If you find a Michael Jordan do you keep him in the lower leagues until he has served his apprenticeship?
Bad analogy. Jordan was playing basketball his whole life. Played in high school. Played in college. Then was drafted. He worked his ass off, proved himself day after day, in game after game, year after year,
then he got to go to the big times.
Not at all.. captaincy equates to the big league
Exactly, and that's why the analogy fails. In order to be as good as Micheal Jordan was in the NBA, he had to have worked, hard, at basketball all through college, and all through high school, and probably all through middle school as well. That's the kind of sheer dedication to his craft that made him Air Jordan.
Kirk, on the other hand, possesses raw talen in spades, but has done almost nothing to harness it.
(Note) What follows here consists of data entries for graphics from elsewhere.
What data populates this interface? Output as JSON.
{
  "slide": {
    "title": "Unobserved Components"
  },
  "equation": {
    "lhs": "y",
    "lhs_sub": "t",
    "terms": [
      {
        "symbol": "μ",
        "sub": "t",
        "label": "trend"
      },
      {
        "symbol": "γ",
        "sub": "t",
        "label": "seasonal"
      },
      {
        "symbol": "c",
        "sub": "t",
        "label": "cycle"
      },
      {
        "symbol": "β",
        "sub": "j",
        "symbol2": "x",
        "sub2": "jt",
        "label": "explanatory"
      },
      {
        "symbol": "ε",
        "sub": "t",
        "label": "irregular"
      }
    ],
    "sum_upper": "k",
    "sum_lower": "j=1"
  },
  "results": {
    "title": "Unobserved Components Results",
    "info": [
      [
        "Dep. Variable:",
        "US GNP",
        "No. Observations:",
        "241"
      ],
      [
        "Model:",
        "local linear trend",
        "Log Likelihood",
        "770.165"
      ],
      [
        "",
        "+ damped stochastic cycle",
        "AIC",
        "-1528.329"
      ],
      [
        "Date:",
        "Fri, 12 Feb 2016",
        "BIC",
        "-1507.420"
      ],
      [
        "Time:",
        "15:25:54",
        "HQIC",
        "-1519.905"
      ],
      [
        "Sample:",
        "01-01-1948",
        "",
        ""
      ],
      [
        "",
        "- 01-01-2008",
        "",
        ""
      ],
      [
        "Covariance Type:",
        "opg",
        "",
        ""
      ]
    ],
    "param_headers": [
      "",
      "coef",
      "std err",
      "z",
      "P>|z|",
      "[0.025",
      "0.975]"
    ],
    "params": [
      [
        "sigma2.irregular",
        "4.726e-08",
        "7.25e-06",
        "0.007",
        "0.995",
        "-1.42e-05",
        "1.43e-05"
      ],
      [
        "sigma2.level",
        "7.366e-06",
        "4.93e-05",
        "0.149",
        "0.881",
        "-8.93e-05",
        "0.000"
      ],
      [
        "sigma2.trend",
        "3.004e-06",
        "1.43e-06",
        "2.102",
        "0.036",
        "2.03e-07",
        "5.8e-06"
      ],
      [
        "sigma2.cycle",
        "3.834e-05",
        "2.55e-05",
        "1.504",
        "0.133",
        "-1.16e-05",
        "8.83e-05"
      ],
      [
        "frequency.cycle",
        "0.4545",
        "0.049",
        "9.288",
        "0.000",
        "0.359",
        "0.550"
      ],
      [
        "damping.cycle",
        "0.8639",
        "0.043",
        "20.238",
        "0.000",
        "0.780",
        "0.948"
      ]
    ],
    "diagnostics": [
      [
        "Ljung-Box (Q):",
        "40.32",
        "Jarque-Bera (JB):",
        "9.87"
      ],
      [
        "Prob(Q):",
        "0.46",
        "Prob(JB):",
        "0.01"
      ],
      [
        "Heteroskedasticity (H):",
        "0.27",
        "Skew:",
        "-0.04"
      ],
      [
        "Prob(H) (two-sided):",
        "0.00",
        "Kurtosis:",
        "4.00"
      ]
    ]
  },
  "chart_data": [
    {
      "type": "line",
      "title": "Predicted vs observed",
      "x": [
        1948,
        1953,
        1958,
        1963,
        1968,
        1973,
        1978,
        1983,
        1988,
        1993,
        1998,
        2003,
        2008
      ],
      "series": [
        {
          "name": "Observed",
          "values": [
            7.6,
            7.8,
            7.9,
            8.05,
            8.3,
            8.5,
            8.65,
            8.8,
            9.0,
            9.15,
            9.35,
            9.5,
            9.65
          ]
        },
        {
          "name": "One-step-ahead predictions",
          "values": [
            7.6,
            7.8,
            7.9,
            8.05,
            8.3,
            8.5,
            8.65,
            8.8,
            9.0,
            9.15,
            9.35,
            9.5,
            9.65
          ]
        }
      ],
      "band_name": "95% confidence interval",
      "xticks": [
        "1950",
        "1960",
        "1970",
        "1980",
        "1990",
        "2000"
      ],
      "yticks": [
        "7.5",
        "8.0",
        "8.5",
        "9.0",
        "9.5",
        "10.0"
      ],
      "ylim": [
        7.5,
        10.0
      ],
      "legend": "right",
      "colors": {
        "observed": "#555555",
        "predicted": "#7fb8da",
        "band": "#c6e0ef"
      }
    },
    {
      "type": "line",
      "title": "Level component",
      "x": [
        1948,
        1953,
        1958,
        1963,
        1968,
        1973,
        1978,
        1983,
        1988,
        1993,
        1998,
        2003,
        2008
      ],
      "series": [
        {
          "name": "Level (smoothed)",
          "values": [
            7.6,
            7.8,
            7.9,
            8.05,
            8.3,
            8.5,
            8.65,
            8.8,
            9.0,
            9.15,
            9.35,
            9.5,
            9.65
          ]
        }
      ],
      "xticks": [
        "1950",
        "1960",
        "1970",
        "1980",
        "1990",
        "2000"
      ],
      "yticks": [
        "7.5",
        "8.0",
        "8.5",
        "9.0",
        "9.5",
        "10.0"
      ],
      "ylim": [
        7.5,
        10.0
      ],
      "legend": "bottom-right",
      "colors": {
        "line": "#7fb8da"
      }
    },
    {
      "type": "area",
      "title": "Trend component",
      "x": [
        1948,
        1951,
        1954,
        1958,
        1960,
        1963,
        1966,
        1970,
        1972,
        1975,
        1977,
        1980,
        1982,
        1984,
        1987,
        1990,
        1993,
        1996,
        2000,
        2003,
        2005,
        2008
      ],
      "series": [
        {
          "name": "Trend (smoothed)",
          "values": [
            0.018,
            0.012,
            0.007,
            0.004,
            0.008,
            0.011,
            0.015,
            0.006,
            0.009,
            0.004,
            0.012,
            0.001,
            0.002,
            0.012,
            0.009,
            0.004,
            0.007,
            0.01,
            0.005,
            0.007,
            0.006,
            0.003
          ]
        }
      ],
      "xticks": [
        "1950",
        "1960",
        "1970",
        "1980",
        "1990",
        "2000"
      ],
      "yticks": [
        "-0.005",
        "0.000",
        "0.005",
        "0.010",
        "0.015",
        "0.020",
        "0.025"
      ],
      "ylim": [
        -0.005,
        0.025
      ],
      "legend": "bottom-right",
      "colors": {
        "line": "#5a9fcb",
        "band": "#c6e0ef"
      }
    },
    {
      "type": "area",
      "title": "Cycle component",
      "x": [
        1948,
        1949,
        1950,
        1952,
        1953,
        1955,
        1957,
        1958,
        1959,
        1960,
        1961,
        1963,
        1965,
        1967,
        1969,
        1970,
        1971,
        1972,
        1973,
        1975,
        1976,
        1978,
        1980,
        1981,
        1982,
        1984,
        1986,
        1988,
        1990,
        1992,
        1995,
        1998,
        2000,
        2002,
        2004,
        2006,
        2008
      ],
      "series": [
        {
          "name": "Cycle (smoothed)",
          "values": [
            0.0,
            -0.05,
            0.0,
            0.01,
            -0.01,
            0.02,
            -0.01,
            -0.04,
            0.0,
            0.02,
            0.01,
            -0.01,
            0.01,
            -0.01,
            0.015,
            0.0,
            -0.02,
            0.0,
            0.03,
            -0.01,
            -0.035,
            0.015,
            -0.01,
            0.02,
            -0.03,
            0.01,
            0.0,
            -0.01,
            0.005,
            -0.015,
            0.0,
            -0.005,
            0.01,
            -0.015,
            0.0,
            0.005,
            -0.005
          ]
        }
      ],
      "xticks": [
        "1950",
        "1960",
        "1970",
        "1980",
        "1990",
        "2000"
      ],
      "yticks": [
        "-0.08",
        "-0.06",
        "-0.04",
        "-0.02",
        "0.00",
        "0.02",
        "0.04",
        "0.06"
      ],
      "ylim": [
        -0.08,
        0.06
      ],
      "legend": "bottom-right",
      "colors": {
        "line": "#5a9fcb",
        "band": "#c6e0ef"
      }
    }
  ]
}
He's attended three years of Starfleet Academy, and he hasn't even finished his third year when this movie takes place. There's no indication he's actually worked, and I mean seriously, nose-to-the-grindstone worked, during his time there; admittedly we don't see much, but what we do see consists of him bedding an Orion girl and him flagrantly, and unimaginatively, cheating at the Kobiyashi Maru test. There's no mention of time spent out in space or on ships, and frankly, from the way Kirk acts once he's on Enterprise I don't get any sense of his having learned anything at all about effectively leading people or respecting the chain of command.
So, to sum up. The difference between Jordan and Kirk? Jordan worked his ass off to get where he was, Kirk just fell into a position of undeserved influence based on who his dad was (the only reason anyone tried to get him into Starfleet) and that he was nominally in command when Spock and Sulu saved the day.